Auteur et performeuse toulousaine, Catherine Froment proposait au théâtre Sorano une pièce qu’elle a écrite et mise en scène : « le Retireur des eaux », interprétée avec deux trublions de sa trempe.
C’est un fait : notre époque est en crise. Crise économique, politique, idéologique, climatique, migratoire… Comédienne-performeuse et auteure du texte du « Retireur des eaux », Catherine Froment s’interroge dans cette pièce créée en janvier au théâtre Sorano: comment en est-on arrivé là ? Pour tenter de donner des explications aux dérapages de notre société, elle partage pour la première fois le plateau avec deux autres comédiens ultra engagés en couple fondateur – celui d’Adam et Eve – pour revenir aux sources de l’Histoire : Séverine Astel – diablement burlesque et fascinante – et Alex Moreu.
«Pour comprendre la crise
Faut revenir à la source de la putain de source dans la montagne
Le moment pendant la baise».
Une femme et un homme s’inventent chevaliers, se lancent à l’assaut de la vie, perdants et abonnés au ratage, mais acharnés à tenter quelque chose contre cette grande marche catastrophique qui n’en finit pas d’écraser l’homme.
«Attache-toi à la bagnole
et fais-toi traîner sur le parking de ta résidence ou du pôle emploi de long en large
Peinturlure de rouge le parking des assassins de l’homme (…).»
Cette exhortation folle furieuse invite les spectateurs à un exil intime : trouver des portes de sorties pour inventer sa propre route, être acteur de son temps sans craindre d’être hors cadre. Tels des Antonin Artaud et Jeanne Hébuterne, suicidés de la société, que Catherine Froment invoque dans la scène finale qu’elle porte – au sens propre du terme – magistralement. Mais qui est ce Retireur des eaux ? Dans la Bible, il s’agit du prophète Moïse, celui qui, sauvé des eaux, ouvrit celles de la mer Rouge au peuple hébreu après les avoir libérés de l’esclavage.
Aujourd’hui, les retireurs des eaux, ce sont eux ces trois-là, sur le plateau, mais c’est chacun de nous à notre échelle…. Se retirer des eaux, c’est nager à contre-courant, être un nageur plutôt qu’un noyé. Le spectacle est structuré en plusieurs fragments textuels, donnant lieu à différents tableaux dans lesquels des êtres, dans le refus de tout euphémisme de la parole et de l’action, vont jusqu’au bout d’eux-mêmes en livrant leur corps à des performances physiques intenses.

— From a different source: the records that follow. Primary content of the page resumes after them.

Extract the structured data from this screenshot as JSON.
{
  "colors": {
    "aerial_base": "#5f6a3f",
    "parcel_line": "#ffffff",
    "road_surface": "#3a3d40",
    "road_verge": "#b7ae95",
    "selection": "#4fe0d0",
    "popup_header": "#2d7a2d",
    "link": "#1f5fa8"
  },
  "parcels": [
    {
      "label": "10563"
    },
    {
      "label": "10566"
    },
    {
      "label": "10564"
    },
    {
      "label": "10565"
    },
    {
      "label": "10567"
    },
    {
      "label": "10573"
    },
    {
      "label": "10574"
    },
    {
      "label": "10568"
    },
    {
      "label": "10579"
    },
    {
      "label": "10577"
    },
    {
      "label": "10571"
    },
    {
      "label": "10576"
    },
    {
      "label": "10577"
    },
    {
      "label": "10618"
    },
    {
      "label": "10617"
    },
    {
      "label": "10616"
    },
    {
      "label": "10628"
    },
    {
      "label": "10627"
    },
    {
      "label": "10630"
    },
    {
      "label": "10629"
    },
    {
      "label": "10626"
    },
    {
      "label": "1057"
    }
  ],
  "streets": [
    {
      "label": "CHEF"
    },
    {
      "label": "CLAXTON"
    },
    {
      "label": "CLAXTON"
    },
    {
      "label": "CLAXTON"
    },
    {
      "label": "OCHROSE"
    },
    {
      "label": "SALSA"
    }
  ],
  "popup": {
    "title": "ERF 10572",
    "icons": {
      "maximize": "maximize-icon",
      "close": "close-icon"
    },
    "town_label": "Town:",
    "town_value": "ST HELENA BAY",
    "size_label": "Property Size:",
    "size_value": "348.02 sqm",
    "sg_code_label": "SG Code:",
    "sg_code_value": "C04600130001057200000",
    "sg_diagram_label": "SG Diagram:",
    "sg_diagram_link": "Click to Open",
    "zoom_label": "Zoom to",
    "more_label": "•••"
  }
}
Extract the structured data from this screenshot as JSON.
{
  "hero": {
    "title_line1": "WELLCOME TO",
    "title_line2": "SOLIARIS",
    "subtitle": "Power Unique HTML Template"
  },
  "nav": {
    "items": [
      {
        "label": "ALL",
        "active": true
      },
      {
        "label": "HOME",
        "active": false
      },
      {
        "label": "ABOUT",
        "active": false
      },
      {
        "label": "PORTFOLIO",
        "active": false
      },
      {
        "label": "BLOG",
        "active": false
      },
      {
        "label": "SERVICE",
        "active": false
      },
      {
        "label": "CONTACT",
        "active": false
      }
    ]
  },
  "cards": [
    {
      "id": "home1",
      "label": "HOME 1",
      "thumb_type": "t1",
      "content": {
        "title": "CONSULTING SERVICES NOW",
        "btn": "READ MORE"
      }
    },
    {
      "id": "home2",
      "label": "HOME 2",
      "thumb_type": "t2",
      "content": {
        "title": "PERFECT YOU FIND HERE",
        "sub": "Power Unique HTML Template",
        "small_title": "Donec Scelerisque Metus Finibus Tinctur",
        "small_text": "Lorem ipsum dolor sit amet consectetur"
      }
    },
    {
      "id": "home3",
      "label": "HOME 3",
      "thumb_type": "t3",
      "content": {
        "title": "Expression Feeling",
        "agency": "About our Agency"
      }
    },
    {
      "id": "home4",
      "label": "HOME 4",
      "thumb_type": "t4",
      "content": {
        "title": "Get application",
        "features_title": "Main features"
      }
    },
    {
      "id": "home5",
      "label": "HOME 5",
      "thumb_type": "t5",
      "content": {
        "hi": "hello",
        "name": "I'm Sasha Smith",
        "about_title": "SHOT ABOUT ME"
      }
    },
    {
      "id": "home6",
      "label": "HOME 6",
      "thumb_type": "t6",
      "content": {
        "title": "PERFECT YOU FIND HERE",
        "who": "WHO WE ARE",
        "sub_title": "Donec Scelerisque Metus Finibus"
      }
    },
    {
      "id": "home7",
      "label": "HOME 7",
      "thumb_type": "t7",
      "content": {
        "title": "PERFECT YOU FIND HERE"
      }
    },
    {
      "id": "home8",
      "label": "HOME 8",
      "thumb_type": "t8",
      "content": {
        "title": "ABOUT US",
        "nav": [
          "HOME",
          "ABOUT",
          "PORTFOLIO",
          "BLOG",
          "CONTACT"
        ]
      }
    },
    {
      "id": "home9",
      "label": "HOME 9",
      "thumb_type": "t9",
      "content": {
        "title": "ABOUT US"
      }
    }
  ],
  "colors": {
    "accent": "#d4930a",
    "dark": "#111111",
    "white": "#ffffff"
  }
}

Comme toujours chez Catherine Froment, un corps à nu, clownesquement martyrisé, réceptacle des maltraitances infligées par notre société, mais ressuscitant sans cesse, increvable. Soutenu par une écriture généreuse en forme de chant incantatoire et des images saisissantes, le spectacle impose une poétique, drôle, exaltante, vivante, puissamment plastique et organique. Il est servi par un trio d’acteurs à la démesure jubilatoire, de celle des actions poétiques de son auteure-metteuse en scène et comédienne.
Voilà une proposition réellement très personnelle. Mais au soir de la toute première représentation, le manque de fluidité et de rythme entre chaque scène tendait à perdre en tension et à diluer le sens du propos. Chaque tableau du « Retireur des eaux » constitue une performance plastique et politique à part entière, que l’on verrait davantage hors les murs, en extérieur. À l’air libre, comme ces électrons.